Researchers from UT Arlington suggest that two ruthenium-based complexes can be used to effectively control the growth of cancer cells without overt toxicities caused by traditional chemotherapeutic agents. The results of this study are published in Molecular Cancer Therapeutics.
Biochemistry and chemistry professor at The University of Texas at Arlington Dr. Fred MacDonnell has been investigating the role of metal based chemotherapeutic agents in collaboration with the researchers from City of Hope Comprehensive Center Duarte, California. The research teams contributed to develop a new anti-cancer therapy that can be used in combination with cisplatin.
Despite the fact that cisplatin is one of the most frequently prescribed anti-cancer therapies, the effectiveness of this drug as a chemotherapeutic agent is limited by its toxicity and resistance to certain cancers.
The research teams from UT Arlington conducted a series of experiments in pre-clinical lab testing of two newly developed ruthenium polypyridyl complexes and identified that these agents are as effective as cisplatin in the management of human non-small cell lung cancer cells. However, compared to cisplatin, the RPCs present a better pharmacodynamic and pharmacokinetic profile with better tolerance and no risk of toxicity, even when systemic normal cells are exposed to doses 10 times higher. Furthermore, RPCs function better in hypoxic conditions, hallmark of tumor cells.
Dr. MacDonnell commented:
“Cancer drugs on the market now generally are less effective under hypoxic conditions or insensitive to the oxygen concentration. Since many tumor cells are under hypoxic stress and most normal cells are not, having something that becomes even more effective under hypoxia could have some real benefit to the patient.”
The mode of activation of RPCs involves the redox activation of tatpp, a special portion of the drug molecule that increases the activity inside human cells and activates programmed cell death. Under conditions of low oxygen tension, the activation of drug is even higher resulting in higher cell death.

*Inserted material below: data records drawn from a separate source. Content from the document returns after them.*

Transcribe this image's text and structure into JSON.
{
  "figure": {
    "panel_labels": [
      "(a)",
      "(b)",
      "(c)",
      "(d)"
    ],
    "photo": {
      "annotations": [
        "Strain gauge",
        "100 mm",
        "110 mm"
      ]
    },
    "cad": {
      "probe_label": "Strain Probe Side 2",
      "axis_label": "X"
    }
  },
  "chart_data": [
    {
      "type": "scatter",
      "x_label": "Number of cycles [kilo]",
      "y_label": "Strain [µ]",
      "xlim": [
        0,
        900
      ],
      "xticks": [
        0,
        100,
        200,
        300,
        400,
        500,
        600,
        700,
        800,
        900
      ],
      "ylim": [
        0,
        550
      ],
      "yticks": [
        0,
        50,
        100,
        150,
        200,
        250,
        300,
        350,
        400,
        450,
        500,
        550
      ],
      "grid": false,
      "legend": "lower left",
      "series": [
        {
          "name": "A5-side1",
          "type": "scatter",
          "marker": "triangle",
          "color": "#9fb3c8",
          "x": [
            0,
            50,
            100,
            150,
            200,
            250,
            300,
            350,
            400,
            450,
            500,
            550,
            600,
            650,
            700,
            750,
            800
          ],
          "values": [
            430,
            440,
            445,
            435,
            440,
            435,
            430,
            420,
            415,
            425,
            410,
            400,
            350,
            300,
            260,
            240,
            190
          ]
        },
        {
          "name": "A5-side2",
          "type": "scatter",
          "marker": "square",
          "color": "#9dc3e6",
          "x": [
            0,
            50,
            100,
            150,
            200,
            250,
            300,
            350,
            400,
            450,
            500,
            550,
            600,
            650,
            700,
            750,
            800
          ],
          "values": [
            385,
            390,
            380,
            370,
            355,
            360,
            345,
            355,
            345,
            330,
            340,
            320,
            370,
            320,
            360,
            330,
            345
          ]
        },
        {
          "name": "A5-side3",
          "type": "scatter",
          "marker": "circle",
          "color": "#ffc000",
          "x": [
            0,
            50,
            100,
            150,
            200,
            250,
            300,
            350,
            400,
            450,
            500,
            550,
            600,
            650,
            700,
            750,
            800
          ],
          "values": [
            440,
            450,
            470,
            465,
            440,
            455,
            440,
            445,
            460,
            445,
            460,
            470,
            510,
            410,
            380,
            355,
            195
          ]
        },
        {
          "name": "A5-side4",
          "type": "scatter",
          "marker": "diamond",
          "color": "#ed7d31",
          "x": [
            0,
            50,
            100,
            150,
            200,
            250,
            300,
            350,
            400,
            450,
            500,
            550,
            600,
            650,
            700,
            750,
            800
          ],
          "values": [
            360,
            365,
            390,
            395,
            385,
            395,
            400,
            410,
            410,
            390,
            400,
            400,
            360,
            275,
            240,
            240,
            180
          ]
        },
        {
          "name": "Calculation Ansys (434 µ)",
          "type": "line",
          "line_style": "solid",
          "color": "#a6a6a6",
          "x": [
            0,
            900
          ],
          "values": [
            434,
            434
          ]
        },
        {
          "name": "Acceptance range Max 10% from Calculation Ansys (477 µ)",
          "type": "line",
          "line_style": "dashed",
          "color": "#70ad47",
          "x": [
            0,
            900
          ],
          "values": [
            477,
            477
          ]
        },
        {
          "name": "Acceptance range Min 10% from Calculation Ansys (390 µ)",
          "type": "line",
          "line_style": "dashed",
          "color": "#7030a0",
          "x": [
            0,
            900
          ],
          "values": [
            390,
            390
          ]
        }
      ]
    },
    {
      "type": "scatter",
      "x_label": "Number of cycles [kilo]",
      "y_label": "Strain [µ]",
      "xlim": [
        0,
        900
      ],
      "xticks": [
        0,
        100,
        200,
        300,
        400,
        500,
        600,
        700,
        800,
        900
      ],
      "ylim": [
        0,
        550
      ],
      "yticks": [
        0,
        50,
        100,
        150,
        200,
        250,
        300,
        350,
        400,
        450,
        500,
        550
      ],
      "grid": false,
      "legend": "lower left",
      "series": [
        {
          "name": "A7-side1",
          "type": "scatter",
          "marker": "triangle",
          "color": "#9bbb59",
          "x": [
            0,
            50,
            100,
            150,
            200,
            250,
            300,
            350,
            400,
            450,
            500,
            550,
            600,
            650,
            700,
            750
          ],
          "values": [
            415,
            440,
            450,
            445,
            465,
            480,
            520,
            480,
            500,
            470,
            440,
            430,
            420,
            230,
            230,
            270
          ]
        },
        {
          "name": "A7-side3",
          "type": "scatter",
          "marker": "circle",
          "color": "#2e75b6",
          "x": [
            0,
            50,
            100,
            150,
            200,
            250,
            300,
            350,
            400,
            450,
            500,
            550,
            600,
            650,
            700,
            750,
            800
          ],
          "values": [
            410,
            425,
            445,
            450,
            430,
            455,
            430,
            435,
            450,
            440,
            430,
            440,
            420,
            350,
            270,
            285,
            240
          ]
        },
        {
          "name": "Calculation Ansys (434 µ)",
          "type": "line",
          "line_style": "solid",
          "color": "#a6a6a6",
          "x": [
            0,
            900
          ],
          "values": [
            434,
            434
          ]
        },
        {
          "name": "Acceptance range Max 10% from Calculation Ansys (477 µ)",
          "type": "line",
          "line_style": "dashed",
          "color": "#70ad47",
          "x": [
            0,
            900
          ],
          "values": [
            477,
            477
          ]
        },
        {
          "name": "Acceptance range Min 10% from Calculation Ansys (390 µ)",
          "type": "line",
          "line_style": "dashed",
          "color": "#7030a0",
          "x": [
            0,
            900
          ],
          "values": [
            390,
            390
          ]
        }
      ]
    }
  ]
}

Dr. Sanjay Awasthi, professor of medical oncology and therapeutics research at City of Hope commented:
“Being activated under low-oxygen conditions makes these unique complexes excellent candidates for use on some of the most difficult to treat tumors. Now that we have demonstrated the role of the tatpp ligand in these biological processes, our team can continue toward the goal of using ruthenium-based complexes to enhance current treatments.”
MacDonnell suggested the enhanced activity of ruthenium complexes can be attributed to the ability of the complexes to enter cancer cells and induce cell death in metabolically active cells.